Lisboa - Em entrevista à Rádio Ecclesia, o Segundo Comandante Geral da Polícia Nacional de Angola diz que a repressão às últimas manifestações serviu para impedir “o assalto ao poder”.

Fonte: esquerda.net/makaangola

As primaveras árabes continuam a assombrar o regime angolano e na entrevista concedida à Rádio Ecclesia, o Segundo Comandante Geral da Polícia Nacional de Angola voltou a usar o mesmo argumento para justificar a violência da repressão às manifestações dos últimos meses.

Referindo-se em concreto à manifestação de dia 23 de novembro, onde participaram vários partidos da oposição, Paulo Gaspar de Almeida declarou que “os objetivos não eram aqueles que realmente eles queriam fazer. Os objetivos, pelo que nós sabemos e temos provas, eram para a tomada do poder. Era para o assalto ao poder”.

O responsável policial não adiantou que provas seriam essas, mas a manifestação de protesto contra o assassinato após tortura de dois ativistas pelos direitos dos militares veteranos foi reprimida com gás lacromogéneo, bastonadas e disparos que provocaram vários feridos. 300 pessoas foram presas e houve rusgas em sedes da UNITA e CASA-CE.

Durante a madrugada, a Guarda Presidencial assassinou um militante deste partido que colava cartazes a pedir justiça para Cassule e Kamulingue, os ativistas raptados pela polícia secreta e que tiveram paradeiro desconhecido por mais de dois anos.

“Não podemos permitir isso”, prosseguiu o número dois da polícia angolana, invocando o fantasma das Primaveras Árabes. “Se querem imitar o que se passou no Egito ou na Líbia, tenham paciência que aqui as autoridades não vão permitir”, concluiu Paulo Gaspar de Almeida.

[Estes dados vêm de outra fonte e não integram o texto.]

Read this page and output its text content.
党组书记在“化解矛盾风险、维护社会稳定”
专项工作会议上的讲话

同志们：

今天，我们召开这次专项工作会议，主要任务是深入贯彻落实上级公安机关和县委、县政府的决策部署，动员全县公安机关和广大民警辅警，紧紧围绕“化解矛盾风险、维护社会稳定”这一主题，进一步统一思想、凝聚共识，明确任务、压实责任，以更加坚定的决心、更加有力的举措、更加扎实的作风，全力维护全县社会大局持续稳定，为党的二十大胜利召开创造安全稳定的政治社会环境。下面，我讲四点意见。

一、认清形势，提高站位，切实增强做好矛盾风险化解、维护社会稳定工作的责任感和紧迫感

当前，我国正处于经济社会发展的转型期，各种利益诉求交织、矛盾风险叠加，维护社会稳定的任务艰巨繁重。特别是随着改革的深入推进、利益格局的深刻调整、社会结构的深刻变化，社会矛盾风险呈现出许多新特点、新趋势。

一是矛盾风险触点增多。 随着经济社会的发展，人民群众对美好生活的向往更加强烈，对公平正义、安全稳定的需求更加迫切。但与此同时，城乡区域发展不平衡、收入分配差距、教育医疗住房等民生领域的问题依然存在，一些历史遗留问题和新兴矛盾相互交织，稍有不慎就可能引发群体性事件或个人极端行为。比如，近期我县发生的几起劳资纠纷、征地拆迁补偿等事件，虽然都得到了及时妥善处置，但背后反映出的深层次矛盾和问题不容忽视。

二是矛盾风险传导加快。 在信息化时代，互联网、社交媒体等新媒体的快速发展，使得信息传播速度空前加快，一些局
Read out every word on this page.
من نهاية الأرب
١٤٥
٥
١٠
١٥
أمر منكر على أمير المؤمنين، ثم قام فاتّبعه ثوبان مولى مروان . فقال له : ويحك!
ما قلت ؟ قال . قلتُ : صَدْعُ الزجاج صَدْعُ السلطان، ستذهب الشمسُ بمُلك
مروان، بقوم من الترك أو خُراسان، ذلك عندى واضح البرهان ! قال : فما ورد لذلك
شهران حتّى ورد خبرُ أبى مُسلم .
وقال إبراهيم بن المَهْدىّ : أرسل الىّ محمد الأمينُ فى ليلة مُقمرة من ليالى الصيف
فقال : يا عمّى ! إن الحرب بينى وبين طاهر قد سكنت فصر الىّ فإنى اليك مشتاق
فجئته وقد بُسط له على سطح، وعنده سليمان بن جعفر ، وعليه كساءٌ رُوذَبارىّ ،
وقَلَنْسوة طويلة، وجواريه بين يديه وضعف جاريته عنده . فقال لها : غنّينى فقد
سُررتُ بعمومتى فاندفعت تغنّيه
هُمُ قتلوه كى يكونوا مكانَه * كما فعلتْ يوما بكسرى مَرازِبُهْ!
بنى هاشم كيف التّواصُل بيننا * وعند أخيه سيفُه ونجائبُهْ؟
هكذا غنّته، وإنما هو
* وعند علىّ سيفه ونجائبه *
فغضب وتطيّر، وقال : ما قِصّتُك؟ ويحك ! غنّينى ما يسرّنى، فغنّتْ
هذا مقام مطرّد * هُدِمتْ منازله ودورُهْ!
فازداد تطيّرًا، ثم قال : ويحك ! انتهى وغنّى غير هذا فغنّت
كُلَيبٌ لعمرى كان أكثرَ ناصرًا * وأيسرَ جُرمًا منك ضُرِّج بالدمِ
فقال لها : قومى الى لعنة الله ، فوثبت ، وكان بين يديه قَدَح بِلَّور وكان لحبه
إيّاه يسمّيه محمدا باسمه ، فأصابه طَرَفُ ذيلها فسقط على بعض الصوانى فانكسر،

O responsável policial mostrou-se ainda incomodado com os ecos internacionais da repressão aos protestos pacíficos em Angola. E deu o exemplo português para dizer que “ainda há pouco tempo os polícias foram rechaçados à porta da Assembleia e não vieram aqui para Angola queixar-se!”

Rafael Marques: “Gostei da franqueza do comandante”

No portal Maka Angola, o jornalista e ativista dos Direitos Humanos Rafael Marques declarou-se satisfeito com “a franqueza do principal responsável pela ordem pública no país”, ao declarar que “para si, a ideia de manifestação pacífica é apenas uma propaganda contra o poder”.

“O comissário-chefe confirmou, sem tergiversar e com orgulho, que é o comandante da repressão contra o exercício dos direitos civis e políticos consagrados na Constituição, mas incómodos para o regime”, comenta Rafael Marques, que nos últimos anos tem procurado responsabilizar na justiça angolana os autores dos maus tratos e escravatura praticados no setor diamantífero.

“Com serenidade, o comandante também deixou claro que o papel fundamental da Polícia Nacional é o da defesa do poder presidencial de José Eduardo dos Santos. A Constituição é o chefe, o resto é irrelevante”, acrescentou.

Rafael Marques estranha ainda a teoria de Paulo Gaspar de Almeida sobre o suposto “assalto ao poder” que teria lugar a 23 de novembro, uma vez que “bastou apenas a repressão, à bastonada e com gás lacrimogéneo, dos manifestantes que se preparavam para assaltar o poder”.

O jornalista refere que “é um caso raro no mundo uma tentativa de golpe ser repelida exclusivamente por forças policiais, usando apenas os seus métodos embrutecidos de pancadaria”, para além de considerar estranho que nem um suspeito da intentona tenha sido detido e não haja uma única ação criminal interposta justiça contra os supostos “assaltantes do poder”.

Caso do general acusado de tráfico de mulheres: “Os camaradas ficam aqui”

O responsável policial também foi questionado pela Radio Ecclesia sobre a situação do general Bento Kangamba, procurado pela justiça brasileira por tráfico de mulheres para prostituição, Paulo de Almeida não quis adiantar nenhuma posição da polícia, mas não se coibiu de dar a sua opinião.

“Somos um Estado soberano, tem de haver respeito. Não há nenhum acordo de extradição, portanto os camaradas ficam aqui, estão em Angola e podem circular à vontade”, concluiu.